"This is a painting of the annual dory race in Lunenburg N.S. These traditional fishing boats were used in coastal waters and in the open ocean and were widely built from Long Island South to Nova Scotia. Lunenburg is a UNESCO world heritage site and this event helps preserve the history of dory rowing. The artist is both from Lunenburg and has been a participant in this event. Margaret Louise has a classical education in painting and draws upon her home setting to create an active visual experience on canvas. The painting begins with loose, thin layers of paint which are applied with big gestures that do not consider the image that will the overlaid. Working from a found image and from memory the images slowly gets build up over the already activated canvas. The artist uses the unplanned marks from loose gestural painting to find shapes and patterns that she works into the composition to complete the image."
"This is a painting of a Maritime town, exact location is unknown and has been based loosely off a found image and imagination.
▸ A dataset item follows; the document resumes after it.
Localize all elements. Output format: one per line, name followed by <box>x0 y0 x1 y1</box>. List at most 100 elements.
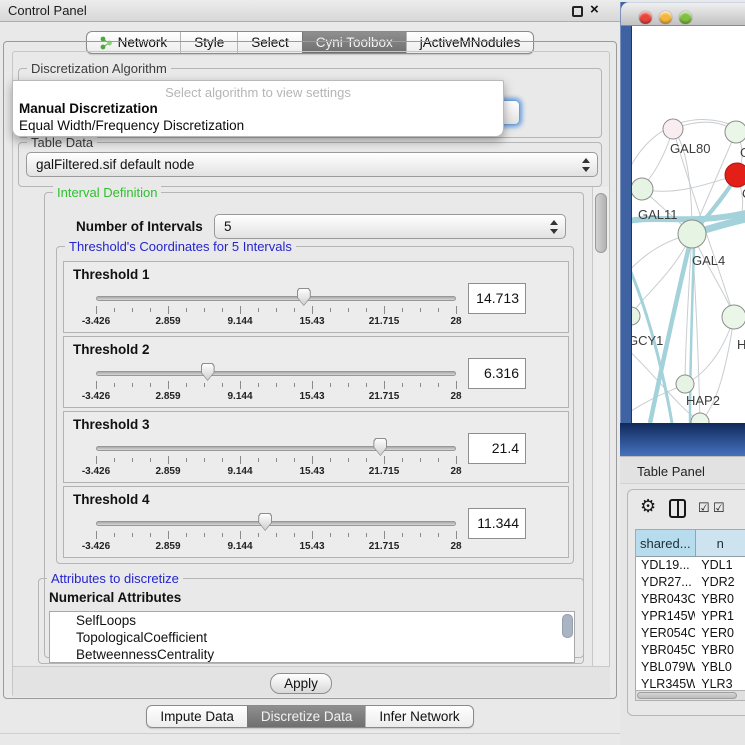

This image was a marathon to create though building up layers of paint using many techniques and materials apart from a brush and then building down with chemical solvents and sandpaper. The artist found a delicate position between cohesive representation and abstraction. This push pull and complex layering of paint creates both depth and intense visual interest. "
This painting was based on an old image of St. Peter's, Cape Breton where my roots lie. The image struck me because of it cohesive composition, the large dark masses lead your eyes around the canvas naturally and hold down the image as a concrete form. This allows creative liberty to manipulate other aspects of the painting such as adding repetitive gestures and patterns. Many patterns arrive from visual cues found with in the landscape though others came from external influences such as the reference to Piet Mondrian's tree paintings found in the lower right hand corner. Though it is quite busy it is also balanced, depicting an imaginative maritime landscape.
This work is a playful mélange of perspectives; the buoys, landmass, diver and horizon all are out of sync which creates a slight tension between the elements. This technique is used to keep the work active and the slight unsettled quality gives energy to the work. The land mass shown here is Fort Amherst in St. John’s Newfoundland.
This is a painting of rural Newfoundland that was completed in a mere two or three afternoons but in truth took the artist as many years to paint as she is and is one that she has a particularly strong relationship with. The grid not only echoes to emphasize the simple building in this quaint village but also the nature of making a painting. The work is self-reflective as a grid can be used as a tool to transfer an image from a photo, by dividing the image up and calculating and increasing the ratios to know what will go where. The grid also acts as a screen to keep the viewer from entering the space. The thick quickly applied strokes show a rather unselfconscious quality. The boys on the bottom right are fashioned out of the same strokes as the environment they inhabit and both inquisitive and detached.